もちろん生まれ育った地域だけではなく、人は誕生の瞬間より、自己を取り巻く環境すべてから影響を受けて成長します。「狭義の性格(人格)」を形成する乳幼児期(誕生~2歳頃まで)以降、幼児期から児童期・学童期、青少年期、成人期に至るまでのあいだ家庭(親・兄弟)・地域(近隣の人びと)学校(教師・友人)職場(上司・同僚)等々、様々な人から生活習慣や価値観、モノの考え方、倫理観などを繰り返し刷り込まれてゆきます

それによって形成されるのが「習慣的性格」です。

習慣的性格は主に「人とどう接するか?」「人にどういう態度をとるか?」ということに表れます。

たとえば、親が挨拶のしつけをしない家庭で育った子どもの場合、近所の人に出会って挨拶をされても、うつむいて通り過ぎてしまうという習慣ができ上がったとします。するとその子は「恥ずかしがりや」「無愛想」などというように性格認定されるかもしれません。そうした他者の目を感じると、ますますかたくなに挨拶ができなくなり、「暗い子」「不良っぽい子」などという評価が加わるかもしれません。

けれども、学校をあげて「挨拶運動」に取り組み、知り合いに会ったら必ず挨拶をすることを徹底して習慣づけられると、きちんと挨拶ができるようになる場合もあります。学校の指導どおり、知っている近所のおばさんに思いきって挨拶をしてみます。すると「あら、挨拶ができていい子ね!」などと褒められます。結果「きちんと挨拶ができる子」「しっかりした子」などと性格認定されるかもしれません。すると嬉しくて、ますます元気に挨拶ができるようになり、「明るくて活発な子」という評価が加わるかもしれません。


上の例のように、学校で挨拶を習慣づけられても、なかなか挨拶ができない子もいます。それは遺伝的要因の「気質」や乳児期の養育者との関係性に依る「狭義の性格」との重層的相互作用が影響している場合もあるからです。それでも社会人となってから、本人の自覚と意志によって礼儀正しく振る舞えるようになったりするのが「習慣的性格」なのです。

また、挨拶するときに「にっこり笑って挨拶」するか「無表情に挨拶」するか。同じ行為でも行う態度に人それぞれ個性があり、そこにも性格を読み取ることができます。

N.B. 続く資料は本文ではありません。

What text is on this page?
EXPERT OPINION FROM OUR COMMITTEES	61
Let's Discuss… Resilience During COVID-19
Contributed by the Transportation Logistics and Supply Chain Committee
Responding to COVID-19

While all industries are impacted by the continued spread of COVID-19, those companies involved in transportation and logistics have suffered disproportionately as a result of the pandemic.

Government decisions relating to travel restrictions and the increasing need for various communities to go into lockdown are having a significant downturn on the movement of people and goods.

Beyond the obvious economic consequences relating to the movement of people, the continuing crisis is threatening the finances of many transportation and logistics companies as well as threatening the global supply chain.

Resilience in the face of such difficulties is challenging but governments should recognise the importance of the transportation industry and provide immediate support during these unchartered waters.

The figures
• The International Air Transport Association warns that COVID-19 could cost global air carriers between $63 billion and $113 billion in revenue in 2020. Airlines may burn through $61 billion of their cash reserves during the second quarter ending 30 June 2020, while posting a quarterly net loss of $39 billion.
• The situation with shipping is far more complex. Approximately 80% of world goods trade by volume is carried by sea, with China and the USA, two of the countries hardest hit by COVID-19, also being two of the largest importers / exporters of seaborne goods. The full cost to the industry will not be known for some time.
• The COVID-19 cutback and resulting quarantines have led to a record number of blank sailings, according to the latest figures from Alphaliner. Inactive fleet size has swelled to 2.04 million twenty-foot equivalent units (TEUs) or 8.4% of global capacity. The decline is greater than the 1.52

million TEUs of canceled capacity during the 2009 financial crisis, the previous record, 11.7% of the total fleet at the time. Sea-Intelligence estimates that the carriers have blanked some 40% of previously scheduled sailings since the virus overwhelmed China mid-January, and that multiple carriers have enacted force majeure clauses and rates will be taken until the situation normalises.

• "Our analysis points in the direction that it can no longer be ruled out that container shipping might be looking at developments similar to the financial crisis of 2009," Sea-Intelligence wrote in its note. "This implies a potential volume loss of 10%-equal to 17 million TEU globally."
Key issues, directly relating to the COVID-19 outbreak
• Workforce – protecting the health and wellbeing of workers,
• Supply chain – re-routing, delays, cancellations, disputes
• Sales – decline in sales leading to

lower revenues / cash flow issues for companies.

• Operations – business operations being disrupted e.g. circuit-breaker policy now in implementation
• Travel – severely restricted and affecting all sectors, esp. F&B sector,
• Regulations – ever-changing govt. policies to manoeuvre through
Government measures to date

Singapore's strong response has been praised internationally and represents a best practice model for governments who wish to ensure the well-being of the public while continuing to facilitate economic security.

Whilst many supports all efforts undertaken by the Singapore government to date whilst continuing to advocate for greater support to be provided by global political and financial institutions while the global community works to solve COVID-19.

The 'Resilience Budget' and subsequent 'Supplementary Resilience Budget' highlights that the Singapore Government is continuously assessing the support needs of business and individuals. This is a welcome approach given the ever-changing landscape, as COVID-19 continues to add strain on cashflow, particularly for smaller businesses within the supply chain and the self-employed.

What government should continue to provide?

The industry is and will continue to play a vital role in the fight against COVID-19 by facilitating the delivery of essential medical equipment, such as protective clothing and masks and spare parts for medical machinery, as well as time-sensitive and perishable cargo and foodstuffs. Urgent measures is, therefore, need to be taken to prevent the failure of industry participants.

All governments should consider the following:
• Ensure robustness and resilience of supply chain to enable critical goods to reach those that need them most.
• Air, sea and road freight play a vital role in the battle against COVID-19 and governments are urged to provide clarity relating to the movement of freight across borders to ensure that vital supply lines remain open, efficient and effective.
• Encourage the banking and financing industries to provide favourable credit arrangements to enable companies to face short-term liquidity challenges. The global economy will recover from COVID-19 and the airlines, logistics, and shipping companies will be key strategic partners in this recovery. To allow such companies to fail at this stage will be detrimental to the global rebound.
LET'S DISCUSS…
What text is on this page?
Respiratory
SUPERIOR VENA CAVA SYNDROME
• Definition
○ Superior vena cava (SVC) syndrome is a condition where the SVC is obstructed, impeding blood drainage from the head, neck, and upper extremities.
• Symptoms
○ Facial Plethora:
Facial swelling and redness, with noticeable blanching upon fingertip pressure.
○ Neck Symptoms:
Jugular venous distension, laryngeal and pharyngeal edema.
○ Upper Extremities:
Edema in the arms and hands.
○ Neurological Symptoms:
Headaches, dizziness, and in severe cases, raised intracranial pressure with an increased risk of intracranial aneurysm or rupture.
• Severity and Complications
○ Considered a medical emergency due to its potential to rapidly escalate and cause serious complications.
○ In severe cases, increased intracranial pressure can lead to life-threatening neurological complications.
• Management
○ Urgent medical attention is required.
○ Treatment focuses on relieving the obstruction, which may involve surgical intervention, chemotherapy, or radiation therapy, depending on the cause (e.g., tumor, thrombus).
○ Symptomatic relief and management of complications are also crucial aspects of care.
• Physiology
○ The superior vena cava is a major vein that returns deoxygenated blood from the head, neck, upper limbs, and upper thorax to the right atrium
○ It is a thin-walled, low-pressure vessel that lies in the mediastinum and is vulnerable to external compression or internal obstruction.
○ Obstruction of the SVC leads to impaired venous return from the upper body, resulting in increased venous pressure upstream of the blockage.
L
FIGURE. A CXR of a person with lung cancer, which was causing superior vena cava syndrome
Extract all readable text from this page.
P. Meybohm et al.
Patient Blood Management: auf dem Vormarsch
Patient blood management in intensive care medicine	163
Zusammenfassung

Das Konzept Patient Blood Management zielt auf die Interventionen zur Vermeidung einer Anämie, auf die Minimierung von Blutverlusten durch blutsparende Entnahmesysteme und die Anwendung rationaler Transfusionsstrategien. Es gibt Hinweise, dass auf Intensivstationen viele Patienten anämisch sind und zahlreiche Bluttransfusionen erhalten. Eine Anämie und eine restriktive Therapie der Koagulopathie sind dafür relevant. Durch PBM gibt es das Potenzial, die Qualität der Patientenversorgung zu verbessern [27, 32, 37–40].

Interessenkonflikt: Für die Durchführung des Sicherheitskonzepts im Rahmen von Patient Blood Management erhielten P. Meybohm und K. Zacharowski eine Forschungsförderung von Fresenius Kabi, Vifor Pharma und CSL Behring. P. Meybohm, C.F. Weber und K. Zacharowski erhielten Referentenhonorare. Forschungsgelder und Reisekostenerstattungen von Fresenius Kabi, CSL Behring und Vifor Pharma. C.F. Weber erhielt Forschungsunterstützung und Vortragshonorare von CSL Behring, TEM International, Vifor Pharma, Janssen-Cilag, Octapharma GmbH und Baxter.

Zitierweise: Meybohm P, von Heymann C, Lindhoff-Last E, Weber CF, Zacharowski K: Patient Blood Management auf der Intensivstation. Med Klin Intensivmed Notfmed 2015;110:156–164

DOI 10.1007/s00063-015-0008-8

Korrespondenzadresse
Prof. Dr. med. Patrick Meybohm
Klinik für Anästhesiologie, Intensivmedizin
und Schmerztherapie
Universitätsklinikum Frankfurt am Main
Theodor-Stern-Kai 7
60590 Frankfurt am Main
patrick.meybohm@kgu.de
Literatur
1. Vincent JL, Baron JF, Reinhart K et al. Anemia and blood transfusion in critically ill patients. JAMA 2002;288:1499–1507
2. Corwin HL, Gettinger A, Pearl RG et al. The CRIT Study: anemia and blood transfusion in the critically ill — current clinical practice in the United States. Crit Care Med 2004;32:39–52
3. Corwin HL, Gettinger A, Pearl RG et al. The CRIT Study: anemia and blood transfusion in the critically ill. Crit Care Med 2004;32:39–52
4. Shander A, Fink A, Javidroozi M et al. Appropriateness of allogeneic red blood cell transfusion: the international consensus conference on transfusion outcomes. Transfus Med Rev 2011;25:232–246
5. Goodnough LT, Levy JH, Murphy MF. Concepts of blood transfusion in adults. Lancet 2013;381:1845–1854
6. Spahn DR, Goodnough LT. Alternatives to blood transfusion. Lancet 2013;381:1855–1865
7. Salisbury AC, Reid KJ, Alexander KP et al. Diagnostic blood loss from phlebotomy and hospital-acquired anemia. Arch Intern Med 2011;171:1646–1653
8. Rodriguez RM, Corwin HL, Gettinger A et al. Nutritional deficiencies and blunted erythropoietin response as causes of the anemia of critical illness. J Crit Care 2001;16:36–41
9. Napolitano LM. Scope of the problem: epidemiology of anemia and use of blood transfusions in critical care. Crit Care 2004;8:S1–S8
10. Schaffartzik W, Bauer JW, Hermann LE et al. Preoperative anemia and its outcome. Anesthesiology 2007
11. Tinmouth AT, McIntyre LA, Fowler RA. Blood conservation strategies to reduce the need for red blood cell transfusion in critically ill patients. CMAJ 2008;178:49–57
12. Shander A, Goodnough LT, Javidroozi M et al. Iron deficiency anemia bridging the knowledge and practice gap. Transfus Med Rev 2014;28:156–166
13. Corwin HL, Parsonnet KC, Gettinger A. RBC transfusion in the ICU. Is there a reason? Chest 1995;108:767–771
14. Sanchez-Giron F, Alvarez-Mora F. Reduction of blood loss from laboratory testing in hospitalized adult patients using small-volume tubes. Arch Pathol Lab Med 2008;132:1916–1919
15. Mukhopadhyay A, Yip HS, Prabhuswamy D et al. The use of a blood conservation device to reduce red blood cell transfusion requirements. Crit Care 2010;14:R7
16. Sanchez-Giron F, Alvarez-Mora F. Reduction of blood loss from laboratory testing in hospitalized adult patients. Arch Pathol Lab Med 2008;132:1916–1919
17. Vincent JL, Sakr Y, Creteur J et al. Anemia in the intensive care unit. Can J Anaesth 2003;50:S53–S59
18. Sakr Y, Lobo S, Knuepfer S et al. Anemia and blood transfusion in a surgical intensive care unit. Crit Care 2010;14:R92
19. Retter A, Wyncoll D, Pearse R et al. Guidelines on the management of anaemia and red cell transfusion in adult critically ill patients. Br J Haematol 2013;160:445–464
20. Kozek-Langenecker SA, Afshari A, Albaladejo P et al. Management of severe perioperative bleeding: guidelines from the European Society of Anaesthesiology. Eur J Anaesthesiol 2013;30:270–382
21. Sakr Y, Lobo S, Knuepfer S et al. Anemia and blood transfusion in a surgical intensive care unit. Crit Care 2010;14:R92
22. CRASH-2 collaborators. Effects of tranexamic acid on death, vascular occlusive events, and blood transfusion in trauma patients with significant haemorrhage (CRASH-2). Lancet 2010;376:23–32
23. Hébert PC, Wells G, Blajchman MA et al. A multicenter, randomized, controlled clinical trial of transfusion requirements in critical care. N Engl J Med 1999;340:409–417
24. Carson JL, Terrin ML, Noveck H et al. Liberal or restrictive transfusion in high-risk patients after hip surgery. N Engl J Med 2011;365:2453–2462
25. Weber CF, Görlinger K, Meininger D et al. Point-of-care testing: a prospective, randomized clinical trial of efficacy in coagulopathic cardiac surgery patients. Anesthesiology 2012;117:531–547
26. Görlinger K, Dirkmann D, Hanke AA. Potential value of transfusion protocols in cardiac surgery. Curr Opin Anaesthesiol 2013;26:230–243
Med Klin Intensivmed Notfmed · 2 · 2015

気持ちが大きく動揺したときにも、さまざまな「習慣的性格」が表出します。

たとえば会社の仕事でうっかりミスをしてしまい、上司なり先輩なりに「事前にちゃんと確認してよ!」と注意されたとします

そのときに、どのような思考が意識にのぼってくるか
「やっぱり私って何やってもダメだ。失敗ばかりしている・・」
「皆に迷惑をかけてしまった。どうやって取り戻そう・・・」
「きっと皆にできないヤツって思われている。恥ずかしい・・・」
「また私のあらを探して上から目線、自分だってミスるくせに・・・」
「ああ情けない。二度と同じミスを繰り返さないようにしよう・・・」 


その「パターン化された思考(自動思考)」気分(感情)行動に影響を及ぼし、その結果「パターン化された態度」となって表れ、その人の性格と認識されます。


生きてゆく上で出合う無数の「人や物、事態」に対して、自分は「どういう態度をとるか? とってしまうのか?」それが習慣的性格です。